Getting jankytunes to play through a card transition however is not something I have a solution for though, so if you have like a fade between two cards the music pausing while this happens might be unavailable. I think for a lot of VN-type things you may want like a "tune per location" thing so having one jankytune on each card playing a relevant location tune while the characters puppeteer around and dialogueise at each other might be a good way to do it.

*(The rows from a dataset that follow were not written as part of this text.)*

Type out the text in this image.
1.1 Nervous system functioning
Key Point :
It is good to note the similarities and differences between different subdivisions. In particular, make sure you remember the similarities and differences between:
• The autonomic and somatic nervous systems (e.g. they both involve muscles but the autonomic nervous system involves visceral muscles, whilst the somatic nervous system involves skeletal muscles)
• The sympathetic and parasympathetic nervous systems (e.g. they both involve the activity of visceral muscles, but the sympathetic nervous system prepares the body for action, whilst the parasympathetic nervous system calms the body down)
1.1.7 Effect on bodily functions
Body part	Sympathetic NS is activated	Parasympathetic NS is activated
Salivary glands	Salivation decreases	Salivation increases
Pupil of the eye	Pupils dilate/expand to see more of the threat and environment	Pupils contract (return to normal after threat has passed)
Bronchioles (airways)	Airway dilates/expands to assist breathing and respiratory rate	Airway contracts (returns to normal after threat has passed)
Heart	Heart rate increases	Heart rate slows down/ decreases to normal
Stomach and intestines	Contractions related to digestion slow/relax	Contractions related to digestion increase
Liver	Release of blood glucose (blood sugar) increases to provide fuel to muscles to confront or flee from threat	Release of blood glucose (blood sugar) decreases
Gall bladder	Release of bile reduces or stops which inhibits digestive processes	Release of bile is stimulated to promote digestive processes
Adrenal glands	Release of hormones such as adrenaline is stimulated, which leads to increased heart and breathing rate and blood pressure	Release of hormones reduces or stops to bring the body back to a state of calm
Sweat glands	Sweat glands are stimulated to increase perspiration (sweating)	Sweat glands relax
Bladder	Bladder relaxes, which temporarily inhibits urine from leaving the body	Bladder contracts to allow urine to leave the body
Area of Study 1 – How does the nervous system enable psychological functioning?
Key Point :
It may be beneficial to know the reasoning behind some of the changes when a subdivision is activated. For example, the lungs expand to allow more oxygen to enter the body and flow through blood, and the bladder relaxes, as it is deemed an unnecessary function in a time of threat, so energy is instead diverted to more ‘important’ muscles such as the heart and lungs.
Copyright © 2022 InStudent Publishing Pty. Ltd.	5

Looping multiple sound clips

But JankyTunes is not the only way to break the ten-second barrier of Decker music. Decker does have the ability to play a sound on loop - but it also lets you override the loop handler, which means with a bit of coding you could have it cycle through a series of sounds. I did something like this in my Asteroid Run game, which you can grab the unlocked deck to take a look at. But a simple version is just having a hidden slider to use as a counter, and then every time the counter increments playing a different sound. Although, I've found it works best if you separate each clip on the beat or between bars, since the loop is not always seamless.

Tips for sound importing

One thing with Decker's audio is that it is SUPER crunchy. Basically it's 8khz, 8bit mono. 8khz means basically that it's super muffled, so high-frequency sounds basically aren't there. And 8bit means that there's not much dynamic range, so things can get pretty fuzzy/noisy sounding if it's not at max volume. So if you're creating sounds for Decker it helps to take this into account - I've found that recording with more normal settings and then using Audacity to boost up the volume and compress the dynamic range a bit can help things import in nicely. Another thing to note is that audio sounds pretty different between native-Decker and web-Decker - they each handle the interpolating up to your computer's more normal 48khz 16-bit differently so it has a different sound, and the timing in native-Decker is not as tight as in web-Decker (this is why jankytunes often sounds out of time in native decker). Since we're releasing stuff on the web in itch, it's worth checking how the sounds sound in web-Decker to make sure it's what you want.

Puppeteer lip flap tips

One great Puppeteer feature is that in conjunction with Dialogizer, if you have Dialogizer set to have text appear one word at a time, you can have Puppeteer animate the lips along with the text appearing. This is pretty well covered in the doco for the two modules, but a challenge I had at first was figuring out what a good lip flap animation was. Until fellow deckmaker ahmwma told me about the Phoenix Wright trick, which is basically an animation sequence of "closed mouth -> open mouth -> half open mouth -> open mouth -> closed mouth". It's pretty effective, and I've used it in a few of my games. So maybe that'll come in handy for you.

Submitted(+4)

additionally, if you are using millie's "play jankytunes across cards," the card-level script to get the music to play across cards AND during dialogizer is:

on animate do  
 pt.animate[deck]  
 card1.widgets.jankytunes1.animate[]
end

where card1 is the card the original jankytunes is located on and jankytunes1 is that specific card's jankytunes's name. (just in case you renamed your cards / the jankytunes contraptions.)

if let's say you have two different jankytunes contraptions for songs you want to play during act 1 vs. act 2, you would just replace "card1" with the new reference point, i.e. 

card2.widgets.jankytunes2.animate[]

just be careful and watch out if you rename things to make sure the substitutions are correct!

(+5)

A while back I wrote Scripting One-Liners, which illustrates several ways to add simple bits of interactivity to decks with only a single line of Lil code. Might be handy for anyone trying to dip their toes into scripts!